Wednesday, May 27, 2009

Words

My 2 year old's vocab has really taken off. This is not always a good thing. Totally makes you rethink how you react to different situations when you know the little one is going to mimic and repeat your words. It makes you proud when they show compassion to others. Makes you sad when you see yourself as they react in anger. Makes you love more than you thought possible. And gives you a new perspective almost daily. The following are my favorite things that he says:

"MOMMY!!!" That's after coming home from work or any other absence even if it is only 10 minutes.

"I love you, too mommy!"

"Bye, I'll miss you."

"Let's go walk and go on the blue slide"

"Does your back hurt? Can I kiss it and make it better?"

This past week he said something that made me cry and revamp the time I check e-mail, blogs, etc.

"Stop checking your e-mail mommy and look at me."

OUCH. I haven't been on-line during his waking hours again.
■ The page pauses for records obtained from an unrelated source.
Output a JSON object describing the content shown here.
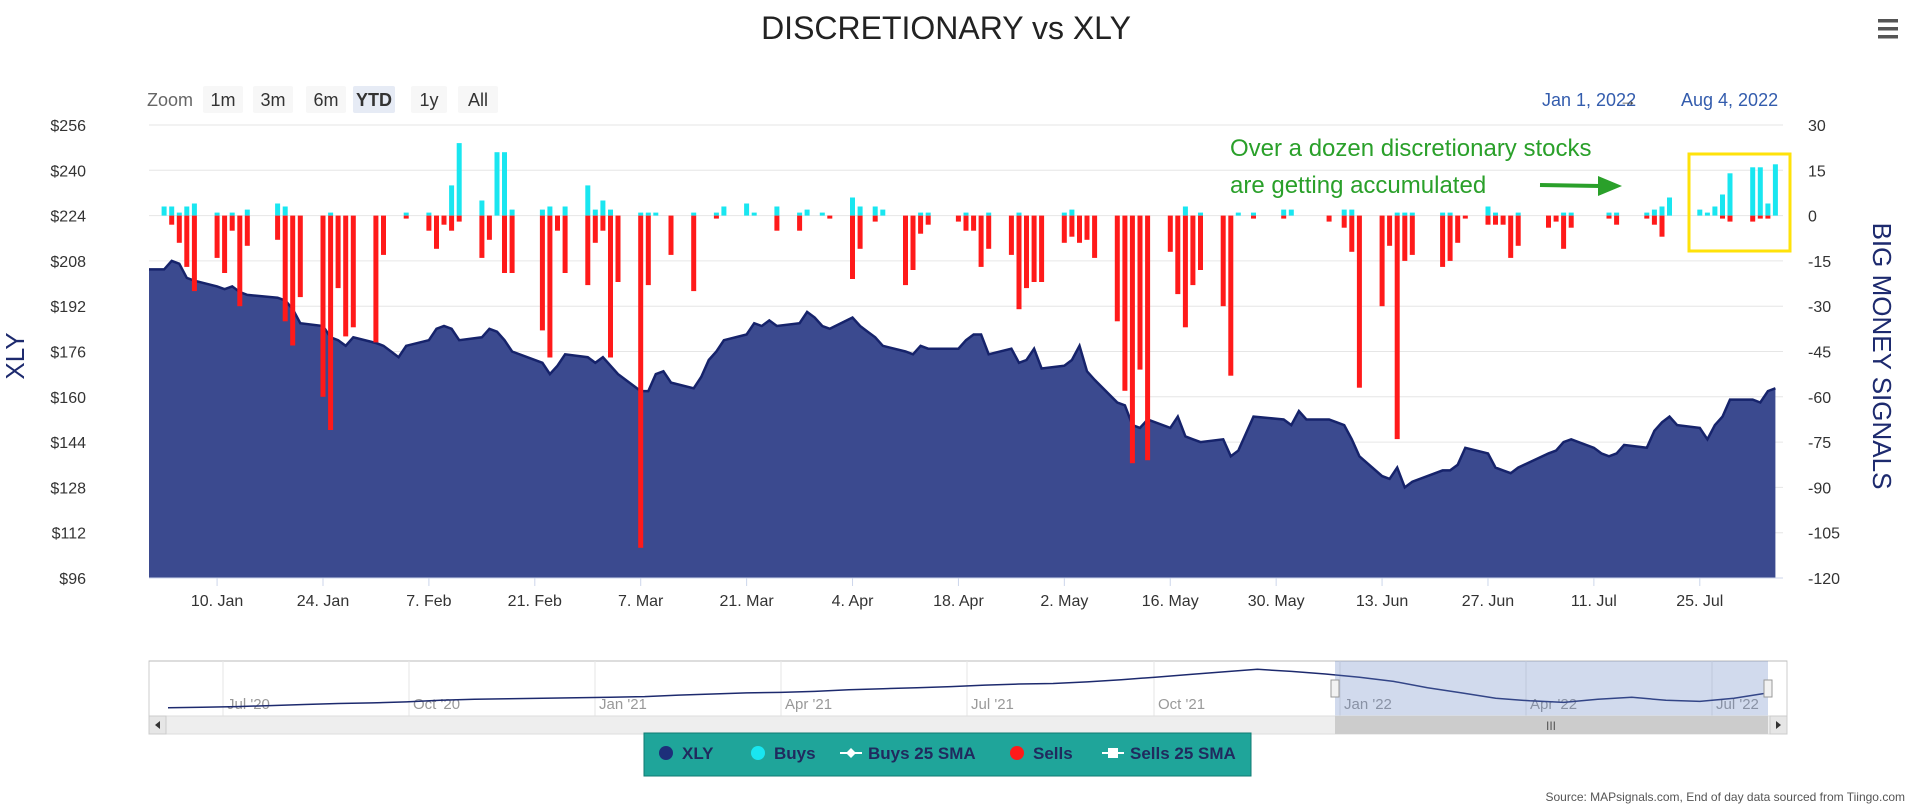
{
  "chart_data": {
    "type": "area+bar",
    "title": "DISCRETIONARY vs XLY",
    "left_axis_label": "XLY",
    "right_axis_label": "BIG MONEY SIGNALS",
    "left_ylim": [
      96,
      256
    ],
    "left_ticks": [
      "$256",
      "$240",
      "$224",
      "$208",
      "$192",
      "$176",
      "$160",
      "$144",
      "$128",
      "$112",
      "$96"
    ],
    "right_ylim": [
      -120,
      30
    ],
    "right_ticks": [
      "30",
      "15",
      "0",
      "-15",
      "-30",
      "-45",
      "-60",
      "-75",
      "-90",
      "-105",
      "-120"
    ],
    "x_ticks": [
      "10. Jan",
      "24. Jan",
      "7. Feb",
      "21. Feb",
      "7. Mar",
      "21. Mar",
      "4. Apr",
      "18. Apr",
      "2. May",
      "16. May",
      "30. May",
      "13. Jun",
      "27. Jun",
      "11. Jul",
      "25. Jul"
    ],
    "date_range": {
      "from": "Jan 1, 2022",
      "to": "Aug 4, 2022",
      "arrow": "→"
    },
    "zoom": {
      "label": "Zoom",
      "buttons": [
        "1m",
        "3m",
        "6m",
        "YTD",
        "1y",
        "All"
      ],
      "selected": "YTD"
    },
    "annotation": {
      "line1": "Over a dozen discretionary stocks",
      "line2": "are getting accumulated",
      "color": "#2aa02a"
    },
    "navigator_ticks": [
      "Jul '20",
      "Oct '20",
      "Jan '21",
      "Apr '21",
      "Jul '21",
      "Oct '21",
      "Jan '22",
      "Apr '22",
      "Jul '22"
    ],
    "legend": [
      {
        "name": "XLY",
        "symbol": "circle",
        "color": "#1d2f7a"
      },
      {
        "name": "Buys",
        "symbol": "circle",
        "color": "#19e6f0"
      },
      {
        "name": "Buys 25 SMA",
        "symbol": "line-diamond",
        "color": "#ffffff"
      },
      {
        "name": "Sells",
        "symbol": "circle",
        "color": "#ff1a1a"
      },
      {
        "name": "Sells 25 SMA",
        "symbol": "line-square",
        "color": "#ffffff"
      }
    ],
    "source": "Source: MAPsignals.com, End of day data sourced from Tiingo.com",
    "colors": {
      "xly_fill": "#3b4a8f",
      "xly_line": "#16236b",
      "buys": "#19e6f0",
      "sells": "#ff1a1a",
      "legend_bg": "#1fa59a",
      "highlight_box": "#ffe20a"
    },
    "xly_series": [
      [
        "2022-01-03",
        205
      ],
      [
        "2022-01-04",
        208
      ],
      [
        "2022-01-05",
        207
      ],
      [
        "2022-01-06",
        202
      ],
      [
        "2022-01-07",
        201
      ],
      [
        "2022-01-10",
        199
      ],
      [
        "2022-01-11",
        198
      ],
      [
        "2022-01-12",
        199
      ],
      [
        "2022-01-13",
        197
      ],
      [
        "2022-01-14",
        196
      ],
      [
        "2022-01-18",
        195
      ],
      [
        "2022-01-19",
        194
      ],
      [
        "2022-01-20",
        191
      ],
      [
        "2022-01-21",
        186
      ],
      [
        "2022-01-24",
        185
      ],
      [
        "2022-01-25",
        181
      ],
      [
        "2022-01-26",
        180
      ],
      [
        "2022-01-27",
        178
      ],
      [
        "2022-01-28",
        181
      ],
      [
        "2022-01-31",
        179
      ],
      [
        "2022-02-01",
        178
      ],
      [
        "2022-02-02",
        176
      ],
      [
        "2022-02-03",
        174
      ],
      [
        "2022-02-04",
        178
      ],
      [
        "2022-02-07",
        180
      ],
      [
        "2022-02-08",
        184
      ],
      [
        "2022-02-09",
        185
      ],
      [
        "2022-02-10",
        184
      ],
      [
        "2022-02-11",
        180
      ],
      [
        "2022-02-14",
        181
      ],
      [
        "2022-02-15",
        184
      ],
      [
        "2022-02-16",
        183
      ],
      [
        "2022-02-17",
        180
      ],
      [
        "2022-02-18",
        176
      ],
      [
        "2022-02-22",
        172
      ],
      [
        "2022-02-23",
        168
      ],
      [
        "2022-02-24",
        171
      ],
      [
        "2022-02-25",
        175
      ],
      [
        "2022-02-28",
        174
      ],
      [
        "2022-03-01",
        172
      ],
      [
        "2022-03-02",
        174
      ],
      [
        "2022-03-03",
        171
      ],
      [
        "2022-03-04",
        168
      ],
      [
        "2022-03-07",
        162
      ],
      [
        "2022-03-08",
        162
      ],
      [
        "2022-03-09",
        168
      ],
      [
        "2022-03-10",
        169
      ],
      [
        "2022-03-11",
        165
      ],
      [
        "2022-03-14",
        163
      ],
      [
        "2022-03-15",
        167
      ],
      [
        "2022-03-16",
        173
      ],
      [
        "2022-03-17",
        176
      ],
      [
        "2022-03-18",
        180
      ],
      [
        "2022-03-21",
        182
      ],
      [
        "2022-03-22",
        186
      ],
      [
        "2022-03-23",
        185
      ],
      [
        "2022-03-24",
        187
      ],
      [
        "2022-03-25",
        185
      ],
      [
        "2022-03-28",
        186
      ],
      [
        "2022-03-29",
        190
      ],
      [
        "2022-03-30",
        188
      ],
      [
        "2022-03-31",
        185
      ],
      [
        "2022-04-01",
        184
      ],
      [
        "2022-04-04",
        188
      ],
      [
        "2022-04-05",
        185
      ],
      [
        "2022-04-06",
        183
      ],
      [
        "2022-04-07",
        181
      ],
      [
        "2022-04-08",
        178
      ],
      [
        "2022-04-11",
        176
      ],
      [
        "2022-04-12",
        175
      ],
      [
        "2022-04-13",
        178
      ],
      [
        "2022-04-14",
        177
      ],
      [
        "2022-04-18",
        177
      ],
      [
        "2022-04-19",
        180
      ],
      [
        "2022-04-20",
        182
      ],
      [
        "2022-04-21",
        182
      ],
      [
        "2022-04-22",
        175
      ],
      [
        "2022-04-25",
        177
      ],
      [
        "2022-04-26",
        172
      ],
      [
        "2022-04-27",
        173
      ],
      [
        "2022-04-28",
        177
      ],
      [
        "2022-04-29",
        170
      ],
      [
        "2022-05-02",
        171
      ],
      [
        "2022-05-03",
        173
      ],
      [
        "2022-05-04",
        178
      ],
      [
        "2022-05-05",
        169
      ],
      [
        "2022-05-06",
        166
      ],
      [
        "2022-05-09",
        158
      ],
      [
        "2022-05-10",
        157
      ],
      [
        "2022-05-11",
        150
      ],
      [
        "2022-05-12",
        149
      ],
      [
        "2022-05-13",
        152
      ],
      [
        "2022-05-16",
        149
      ],
      [
        "2022-05-17",
        153
      ],
      [
        "2022-05-18",
        146
      ],
      [
        "2022-05-19",
        145
      ],
      [
        "2022-05-20",
        144
      ],
      [
        "2022-05-23",
        145
      ],
      [
        "2022-05-24",
        139
      ],
      [
        "2022-05-25",
        141
      ],
      [
        "2022-05-26",
        147
      ],
      [
        "2022-05-27",
        153
      ],
      [
        "2022-05-31",
        152
      ],
      [
        "2022-06-01",
        150
      ],
      [
        "2022-06-02",
        155
      ],
      [
        "2022-06-03",
        152
      ],
      [
        "2022-06-06",
        152
      ],
      [
        "2022-06-07",
        151
      ],
      [
        "2022-06-08",
        150
      ],
      [
        "2022-06-09",
        145
      ],
      [
        "2022-06-10",
        139
      ],
      [
        "2022-06-13",
        132
      ],
      [
        "2022-06-14",
        131
      ],
      [
        "2022-06-15",
        135
      ],
      [
        "2022-06-16",
        128
      ],
      [
        "2022-06-17",
        130
      ],
      [
        "2022-06-21",
        134
      ],
      [
        "2022-06-22",
        134
      ],
      [
        "2022-06-23",
        136
      ],
      [
        "2022-06-24",
        142
      ],
      [
        "2022-06-27",
        140
      ],
      [
        "2022-06-28",
        135
      ],
      [
        "2022-06-29",
        134
      ],
      [
        "2022-06-30",
        133
      ],
      [
        "2022-07-01",
        135
      ],
      [
        "2022-07-05",
        140
      ],
      [
        "2022-07-06",
        141
      ],
      [
        "2022-07-07",
        144
      ],
      [
        "2022-07-08",
        145
      ],
      [
        "2022-07-11",
        142
      ],
      [
        "2022-07-12",
        140
      ],
      [
        "2022-07-13",
        139
      ],
      [
        "2022-07-14",
        140
      ],
      [
        "2022-07-15",
        143
      ],
      [
        "2022-07-18",
        142
      ],
      [
        "2022-07-19",
        148
      ],
      [
        "2022-07-20",
        151
      ],
      [
        "2022-07-21",
        153
      ],
      [
        "2022-07-22",
        150
      ],
      [
        "2022-07-25",
        149
      ],
      [
        "2022-07-26",
        145
      ],
      [
        "2022-07-27",
        150
      ],
      [
        "2022-07-28",
        153
      ],
      [
        "2022-07-29",
        159
      ],
      [
        "2022-08-01",
        159
      ],
      [
        "2022-08-02",
        158
      ],
      [
        "2022-08-03",
        162
      ],
      [
        "2022-08-04",
        163
      ]
    ],
    "buys": [
      [
        "2022-01-03",
        3
      ],
      [
        "2022-01-04",
        3
      ],
      [
        "2022-01-05",
        1
      ],
      [
        "2022-01-06",
        3
      ],
      [
        "2022-01-07",
        4
      ],
      [
        "2022-01-10",
        1
      ],
      [
        "2022-01-12",
        1
      ],
      [
        "2022-01-14",
        2
      ],
      [
        "2022-01-18",
        4
      ],
      [
        "2022-01-19",
        3
      ],
      [
        "2022-01-25",
        1
      ],
      [
        "2022-02-04",
        1
      ],
      [
        "2022-02-07",
        1
      ],
      [
        "2022-02-10",
        10
      ],
      [
        "2022-02-11",
        24
      ],
      [
        "2022-02-14",
        5
      ],
      [
        "2022-02-16",
        21
      ],
      [
        "2022-02-17",
        21
      ],
      [
        "2022-02-18",
        2
      ],
      [
        "2022-02-22",
        2
      ],
      [
        "2022-02-23",
        3
      ],
      [
        "2022-02-25",
        3
      ],
      [
        "2022-02-28",
        10
      ],
      [
        "2022-03-01",
        2
      ],
      [
        "2022-03-02",
        5
      ],
      [
        "2022-03-03",
        2
      ],
      [
        "2022-03-07",
        1
      ],
      [
        "2022-03-08",
        1
      ],
      [
        "2022-03-09",
        1
      ],
      [
        "2022-03-14",
        1
      ],
      [
        "2022-03-17",
        1
      ],
      [
        "2022-03-18",
        3
      ],
      [
        "2022-03-21",
        4
      ],
      [
        "2022-03-22",
        1
      ],
      [
        "2022-03-25",
        3
      ],
      [
        "2022-03-28",
        1
      ],
      [
        "2022-03-29",
        2
      ],
      [
        "2022-03-31",
        1
      ],
      [
        "2022-04-04",
        6
      ],
      [
        "2022-04-05",
        3
      ],
      [
        "2022-04-07",
        3
      ],
      [
        "2022-04-08",
        2
      ],
      [
        "2022-04-13",
        1
      ],
      [
        "2022-04-14",
        1
      ],
      [
        "2022-04-19",
        1
      ],
      [
        "2022-04-22",
        1
      ],
      [
        "2022-04-26",
        1
      ],
      [
        "2022-05-02",
        1
      ],
      [
        "2022-05-03",
        2
      ],
      [
        "2022-05-18",
        3
      ],
      [
        "2022-05-20",
        1
      ],
      [
        "2022-05-25",
        1
      ],
      [
        "2022-05-27",
        1
      ],
      [
        "2022-05-31",
        2
      ],
      [
        "2022-06-01",
        2
      ],
      [
        "2022-06-08",
        2
      ],
      [
        "2022-06-09",
        2
      ],
      [
        "2022-06-15",
        1
      ],
      [
        "2022-06-16",
        1
      ],
      [
        "2022-06-17",
        1
      ],
      [
        "2022-06-21",
        1
      ],
      [
        "2022-06-22",
        1
      ],
      [
        "2022-06-27",
        3
      ],
      [
        "2022-06-28",
        1
      ],
      [
        "2022-07-01",
        1
      ],
      [
        "2022-07-07",
        1
      ],
      [
        "2022-07-08",
        1
      ],
      [
        "2022-07-13",
        1
      ],
      [
        "2022-07-14",
        1
      ],
      [
        "2022-07-18",
        1
      ],
      [
        "2022-07-19",
        2
      ],
      [
        "2022-07-20",
        3
      ],
      [
        "2022-07-21",
        6
      ],
      [
        "2022-07-25",
        2
      ],
      [
        "2022-07-26",
        1
      ],
      [
        "2022-07-27",
        3
      ],
      [
        "2022-07-28",
        7
      ],
      [
        "2022-07-29",
        14
      ],
      [
        "2022-08-01",
        16
      ],
      [
        "2022-08-02",
        16
      ],
      [
        "2022-08-03",
        4
      ],
      [
        "2022-08-04",
        17
      ]
    ],
    "sells": [
      [
        "2022-01-04",
        -3
      ],
      [
        "2022-01-05",
        -9
      ],
      [
        "2022-01-06",
        -17
      ],
      [
        "2022-01-07",
        -25
      ],
      [
        "2022-01-10",
        -14
      ],
      [
        "2022-01-11",
        -19
      ],
      [
        "2022-01-12",
        -5
      ],
      [
        "2022-01-13",
        -30
      ],
      [
        "2022-01-14",
        -10
      ],
      [
        "2022-01-18",
        -8
      ],
      [
        "2022-01-19",
        -35
      ],
      [
        "2022-01-20",
        -43
      ],
      [
        "2022-01-21",
        -27
      ],
      [
        "2022-01-24",
        -60
      ],
      [
        "2022-01-25",
        -71
      ],
      [
        "2022-01-26",
        -24
      ],
      [
        "2022-01-27",
        -40
      ],
      [
        "2022-01-28",
        -37
      ],
      [
        "2022-01-31",
        -42
      ],
      [
        "2022-02-01",
        -13
      ],
      [
        "2022-02-04",
        -1
      ],
      [
        "2022-02-07",
        -5
      ],
      [
        "2022-02-08",
        -11
      ],
      [
        "2022-02-09",
        -3
      ],
      [
        "2022-02-10",
        -5
      ],
      [
        "2022-02-11",
        -2
      ],
      [
        "2022-02-14",
        -14
      ],
      [
        "2022-02-15",
        -8
      ],
      [
        "2022-02-17",
        -19
      ],
      [
        "2022-02-18",
        -19
      ],
      [
        "2022-02-22",
        -38
      ],
      [
        "2022-02-23",
        -47
      ],
      [
        "2022-02-24",
        -5
      ],
      [
        "2022-02-25",
        -19
      ],
      [
        "2022-02-28",
        -23
      ],
      [
        "2022-03-01",
        -9
      ],
      [
        "2022-03-02",
        -5
      ],
      [
        "2022-03-03",
        -47
      ],
      [
        "2022-03-04",
        -22
      ],
      [
        "2022-03-07",
        -110
      ],
      [
        "2022-03-08",
        -23
      ],
      [
        "2022-03-11",
        -13
      ],
      [
        "2022-03-14",
        -25
      ],
      [
        "2022-03-17",
        -1
      ],
      [
        "2022-03-25",
        -5
      ],
      [
        "2022-03-28",
        -5
      ],
      [
        "2022-04-01",
        -1
      ],
      [
        "2022-04-04",
        -21
      ],
      [
        "2022-04-05",
        -11
      ],
      [
        "2022-04-07",
        -2
      ],
      [
        "2022-04-11",
        -23
      ],
      [
        "2022-04-12",
        -18
      ],
      [
        "2022-04-13",
        -6
      ],
      [
        "2022-04-14",
        -3
      ],
      [
        "2022-04-18",
        -2
      ],
      [
        "2022-04-19",
        -5
      ],
      [
        "2022-04-20",
        -5
      ],
      [
        "2022-04-21",
        -17
      ],
      [
        "2022-04-22",
        -11
      ],
      [
        "2022-04-25",
        -13
      ],
      [
        "2022-04-26",
        -31
      ],
      [
        "2022-04-27",
        -24
      ],
      [
        "2022-04-28",
        -22
      ],
      [
        "2022-04-29",
        -22
      ],
      [
        "2022-05-02",
        -9
      ],
      [
        "2022-05-03",
        -7
      ],
      [
        "2022-05-04",
        -9
      ],
      [
        "2022-05-05",
        -8
      ],
      [
        "2022-05-06",
        -14
      ],
      [
        "2022-05-09",
        -35
      ],
      [
        "2022-05-10",
        -58
      ],
      [
        "2022-05-11",
        -82
      ],
      [
        "2022-05-12",
        -51
      ],
      [
        "2022-05-13",
        -81
      ],
      [
        "2022-05-16",
        -12
      ],
      [
        "2022-05-17",
        -26
      ],
      [
        "2022-05-18",
        -37
      ],
      [
        "2022-05-19",
        -23
      ],
      [
        "2022-05-20",
        -18
      ],
      [
        "2022-05-23",
        -30
      ],
      [
        "2022-05-24",
        -53
      ],
      [
        "2022-05-27",
        -1
      ],
      [
        "2022-05-31",
        -1
      ],
      [
        "2022-06-06",
        -2
      ],
      [
        "2022-06-08",
        -4
      ],
      [
        "2022-06-09",
        -12
      ],
      [
        "2022-06-10",
        -57
      ],
      [
        "2022-06-13",
        -30
      ],
      [
        "2022-06-14",
        -10
      ],
      [
        "2022-06-15",
        -74
      ],
      [
        "2022-06-16",
        -15
      ],
      [
        "2022-06-17",
        -13
      ],
      [
        "2022-06-21",
        -17
      ],
      [
        "2022-06-22",
        -15
      ],
      [
        "2022-06-23",
        -9
      ],
      [
        "2022-06-24",
        -1
      ],
      [
        "2022-06-27",
        -3
      ],
      [
        "2022-06-28",
        -3
      ],
      [
        "2022-06-29",
        -3
      ],
      [
        "2022-06-30",
        -14
      ],
      [
        "2022-07-01",
        -10
      ],
      [
        "2022-07-05",
        -4
      ],
      [
        "2022-07-06",
        -2
      ],
      [
        "2022-07-07",
        -11
      ],
      [
        "2022-07-08",
        -4
      ],
      [
        "2022-07-13",
        -1
      ],
      [
        "2022-07-14",
        -3
      ],
      [
        "2022-07-18",
        -1
      ],
      [
        "2022-07-19",
        -3
      ],
      [
        "2022-07-20",
        -7
      ],
      [
        "2022-07-28",
        -1
      ],
      [
        "2022-07-29",
        -2
      ],
      [
        "2022-08-01",
        -2
      ],
      [
        "2022-08-02",
        -1
      ],
      [
        "2022-08-03",
        -1
      ]
    ]
  }
}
It's not that I camp out at the computer. The lack of blog entries should speak to that. But his little mind perceive's that I spend a significant amount of time staring at this screen which in turn takes time away from him. Never again.

Gotta go.....I hear little feet coming up the hall.....can't wait to hear this:

"Mommy, I had a good nap!"

Friday, May 15, 2009

Seattle Pictures

My mother-in-law paid to have family pictures while we were in Seattle. Here's a couple of our favorites.


















Sunday, May 10, 2009

Happy Mother's Day, Mom

I only had you for 23 years. 23 birthdays, Christmas', Mother's Days. I know I told you a thousand times that I loved you. We shared private jokes. I understood you and you understood me. Probably more than I acknowledged or realized at the time. We laughed, we cried, we argued, we prayed. We shared happiness, worry, fear, shame, joy, boredom, soap operas, m&m's, mmmm velvet, knowledge spoken and unspoken, stories, memories, hopes and dreams. I ran from you. I ran to you. I hated your nosiness, but longed for you to know what was going on with me. Thought you were stupid, but wanted your expert opinion on boys, money, life in general.
In the 12 years I've spent without you, I've really come to understand on a much deeper level who you really were. Especially in the past 3 years. Being a mother myself opened up a whole new can of worms. I see you more clearly now. A woman who loved deeply. With her whole heart and more. A woman who wanted to give me the world, but couldn't and it broke your heart. A woman who wanted to teach me to do things differently than she did, but didn't know how. A woman whose heart broke everytime her child grew more and more independent. First from fear of losing that child, then from fear of not giving the child what she needed to survive in this world. A complex woman who didn't always know how to express her hurts, wants, fears, expectations. Who was afraid of reaching for the unreachable for fear of failing. A woman who wanted it all but didn't know how to juggle it all. Didn't know how to have time for herself while giving her family the things they needed. A woman who sacrificed her own dreams while watching the dreams of her children become fulfilled. Yes, a woman who loved with her whole heart.

I know these things, because I am that woman now.

I want to tell you my fears and hear your advice on how it will all work out if I put God first and family second. Because what really matters after those things? I wanted to see your face when I said I was pregnant that first time because I know how shocked you would have been to see your little drifter settling down. I know how happy it would have made you to hold your first grandson. I want to hear that laugh when I call and tell you that Laine keeps telling me "no" and Jackson keeps eating the newspaper. I want to see the pride in your eyes when you are telling your friends about my family. I want to feel the safety of your warm hugs and hear you say "Girl, baby!" But most of all I want to say I'm sorry for being such a difficult child. For not giving you enough credit where credit was due. And I want to let you know that if I'm half the mom to my boys as you were to me, then they will be loved beyond measure. I appreciate all you did for me, all you sacrificed, all you taught, all you soothed, all you loved for me.

I miss you so much. I love you, Mom.